On a Final Note
...before I back outta this one.
Study the parts in the 1911's trigger group, and their relationships for a
minute and consider them carefully.
"Smithed" hammers and sears generally fall somewhere in the neighborhood of .018 to .020 inch long hammer hooks. That's just a tick
over a 64th of an inch. Sear primary angles run about .015 inch wide...
which is just a fractional amount UNDER a 64th. That's not much, considering how violent and slam-bang the cycle of the .45 auto is.
The hammer hooks are generally cut as close to dead square as can be managed, and the sear's primary angle...the engagement surface MUST
agree with the hammer hooks AS INSTALLED IN THE GUN. If those
angles don't agree, you may have a time-bomb on your hands.
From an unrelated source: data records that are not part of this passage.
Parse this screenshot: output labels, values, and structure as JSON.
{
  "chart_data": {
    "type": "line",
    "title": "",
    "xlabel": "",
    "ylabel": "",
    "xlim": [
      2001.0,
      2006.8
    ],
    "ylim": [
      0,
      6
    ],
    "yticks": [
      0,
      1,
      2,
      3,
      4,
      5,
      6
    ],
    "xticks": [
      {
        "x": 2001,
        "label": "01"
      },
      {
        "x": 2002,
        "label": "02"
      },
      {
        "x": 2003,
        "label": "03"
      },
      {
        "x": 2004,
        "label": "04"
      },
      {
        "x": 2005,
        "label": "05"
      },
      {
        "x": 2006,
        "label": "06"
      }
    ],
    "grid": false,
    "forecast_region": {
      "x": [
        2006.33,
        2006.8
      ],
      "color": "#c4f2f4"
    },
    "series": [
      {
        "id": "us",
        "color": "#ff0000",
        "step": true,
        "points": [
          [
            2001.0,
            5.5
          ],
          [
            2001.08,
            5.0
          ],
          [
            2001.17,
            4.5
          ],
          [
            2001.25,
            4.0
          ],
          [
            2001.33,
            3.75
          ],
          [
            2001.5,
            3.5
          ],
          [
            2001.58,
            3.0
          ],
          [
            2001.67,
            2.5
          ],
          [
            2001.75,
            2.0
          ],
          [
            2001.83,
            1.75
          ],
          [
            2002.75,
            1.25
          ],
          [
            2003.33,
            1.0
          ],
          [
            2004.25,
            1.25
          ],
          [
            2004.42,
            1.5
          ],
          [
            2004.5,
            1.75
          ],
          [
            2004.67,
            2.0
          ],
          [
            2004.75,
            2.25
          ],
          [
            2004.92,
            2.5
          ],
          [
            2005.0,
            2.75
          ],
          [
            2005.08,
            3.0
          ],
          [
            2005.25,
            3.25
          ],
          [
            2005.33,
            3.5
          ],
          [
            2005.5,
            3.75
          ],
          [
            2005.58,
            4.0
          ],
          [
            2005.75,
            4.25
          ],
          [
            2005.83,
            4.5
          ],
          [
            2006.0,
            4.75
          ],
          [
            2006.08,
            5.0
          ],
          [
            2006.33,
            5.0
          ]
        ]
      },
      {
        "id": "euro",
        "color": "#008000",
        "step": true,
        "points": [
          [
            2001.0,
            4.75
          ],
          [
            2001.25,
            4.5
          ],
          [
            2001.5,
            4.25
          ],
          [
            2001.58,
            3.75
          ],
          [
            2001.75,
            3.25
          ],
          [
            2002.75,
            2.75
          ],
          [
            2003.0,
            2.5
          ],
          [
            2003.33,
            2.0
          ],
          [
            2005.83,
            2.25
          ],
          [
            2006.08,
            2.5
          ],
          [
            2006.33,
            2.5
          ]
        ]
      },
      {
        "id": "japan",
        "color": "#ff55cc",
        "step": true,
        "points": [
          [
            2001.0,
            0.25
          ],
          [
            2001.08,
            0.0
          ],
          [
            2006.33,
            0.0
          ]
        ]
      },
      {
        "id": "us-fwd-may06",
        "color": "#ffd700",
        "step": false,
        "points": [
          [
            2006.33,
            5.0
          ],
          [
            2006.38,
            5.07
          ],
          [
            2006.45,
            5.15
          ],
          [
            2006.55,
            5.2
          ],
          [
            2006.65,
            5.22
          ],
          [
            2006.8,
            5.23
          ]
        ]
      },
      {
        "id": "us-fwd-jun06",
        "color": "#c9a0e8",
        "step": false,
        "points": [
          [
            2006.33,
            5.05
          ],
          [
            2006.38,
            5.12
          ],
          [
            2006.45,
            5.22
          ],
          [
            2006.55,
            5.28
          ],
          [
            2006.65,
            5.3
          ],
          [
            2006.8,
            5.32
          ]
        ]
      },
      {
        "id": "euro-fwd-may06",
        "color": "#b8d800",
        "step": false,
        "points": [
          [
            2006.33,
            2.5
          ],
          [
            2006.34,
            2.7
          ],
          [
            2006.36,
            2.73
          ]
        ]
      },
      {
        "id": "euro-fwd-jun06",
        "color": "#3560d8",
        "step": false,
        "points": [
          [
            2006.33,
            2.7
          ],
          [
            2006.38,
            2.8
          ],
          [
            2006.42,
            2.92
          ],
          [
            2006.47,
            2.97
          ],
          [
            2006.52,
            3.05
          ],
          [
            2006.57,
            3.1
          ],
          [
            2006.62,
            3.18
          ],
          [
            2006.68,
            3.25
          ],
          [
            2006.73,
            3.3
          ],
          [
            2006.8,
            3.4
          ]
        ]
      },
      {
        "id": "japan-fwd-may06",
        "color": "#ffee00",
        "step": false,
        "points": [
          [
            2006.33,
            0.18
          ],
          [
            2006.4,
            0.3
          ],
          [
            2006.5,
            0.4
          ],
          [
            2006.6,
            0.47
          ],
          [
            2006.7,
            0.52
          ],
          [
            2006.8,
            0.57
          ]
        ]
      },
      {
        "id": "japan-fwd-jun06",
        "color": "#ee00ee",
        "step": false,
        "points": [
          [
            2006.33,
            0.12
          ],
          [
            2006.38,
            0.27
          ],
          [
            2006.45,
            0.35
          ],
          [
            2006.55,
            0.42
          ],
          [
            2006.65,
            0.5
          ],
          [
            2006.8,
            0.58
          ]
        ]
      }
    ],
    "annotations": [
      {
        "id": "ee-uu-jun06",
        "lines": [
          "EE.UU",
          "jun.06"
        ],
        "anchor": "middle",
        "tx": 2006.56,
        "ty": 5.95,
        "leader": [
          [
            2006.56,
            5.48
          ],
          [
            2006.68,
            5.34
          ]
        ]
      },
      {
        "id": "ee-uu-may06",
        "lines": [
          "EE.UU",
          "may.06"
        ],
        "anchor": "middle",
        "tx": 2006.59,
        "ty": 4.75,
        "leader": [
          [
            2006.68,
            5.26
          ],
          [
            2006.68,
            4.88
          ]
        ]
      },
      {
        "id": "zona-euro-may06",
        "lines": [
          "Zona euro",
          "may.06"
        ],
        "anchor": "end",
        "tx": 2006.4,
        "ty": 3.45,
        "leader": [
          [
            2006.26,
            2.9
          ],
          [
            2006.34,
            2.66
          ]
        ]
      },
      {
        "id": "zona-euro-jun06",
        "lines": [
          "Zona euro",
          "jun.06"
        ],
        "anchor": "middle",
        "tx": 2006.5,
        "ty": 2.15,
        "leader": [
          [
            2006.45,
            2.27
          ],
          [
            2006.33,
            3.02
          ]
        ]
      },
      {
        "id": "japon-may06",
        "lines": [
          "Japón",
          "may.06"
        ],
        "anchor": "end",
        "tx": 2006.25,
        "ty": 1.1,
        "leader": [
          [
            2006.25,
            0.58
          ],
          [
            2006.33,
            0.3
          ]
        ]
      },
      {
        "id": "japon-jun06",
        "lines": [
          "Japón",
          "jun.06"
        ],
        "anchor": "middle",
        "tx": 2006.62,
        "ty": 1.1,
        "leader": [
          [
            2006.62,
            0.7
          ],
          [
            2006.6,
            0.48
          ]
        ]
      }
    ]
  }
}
It only
takes a half-degree mis-match in either one, and that "Drop-In" trigger
group that feels Oh-So-Sweet today will be a completely different animal
5 or 6 thousand rounds down the road. Sometimes the warning signs that
something is wrong are so subtle that they're missed...or even ignored.
Even with a precisely fitted trigger group, things wear and things change with use. Springs fatigue. Contact surfaces polish themselves and the
angles change.
The original specs called for a light captive angle on the hammer hooks, and a matching primary angle on the sear. The hammer hooks themselves were set at about .030 long...Nearly twice as much as the hooks on the hammer of a "tuned" trigger group, so that when the hammer bounced off the sear, it had enough length that the sear would catch it, and the captive angle would force the sear back to the bottom of the hooks.
All this made for a heavier trigger pull...some heavier than others, depending on how sharp the captive angle was...but it made for a pistol
that was much less apt to go full auto, even with thousands of rounds worth of wear on the parts.
Match-tuned triggers have been around almost as long as the gun itself...
but those pistols were meticulously maintained, and the trigger groups were re-done or replaced often.
'Nuff said. Ya'll be careful with the project.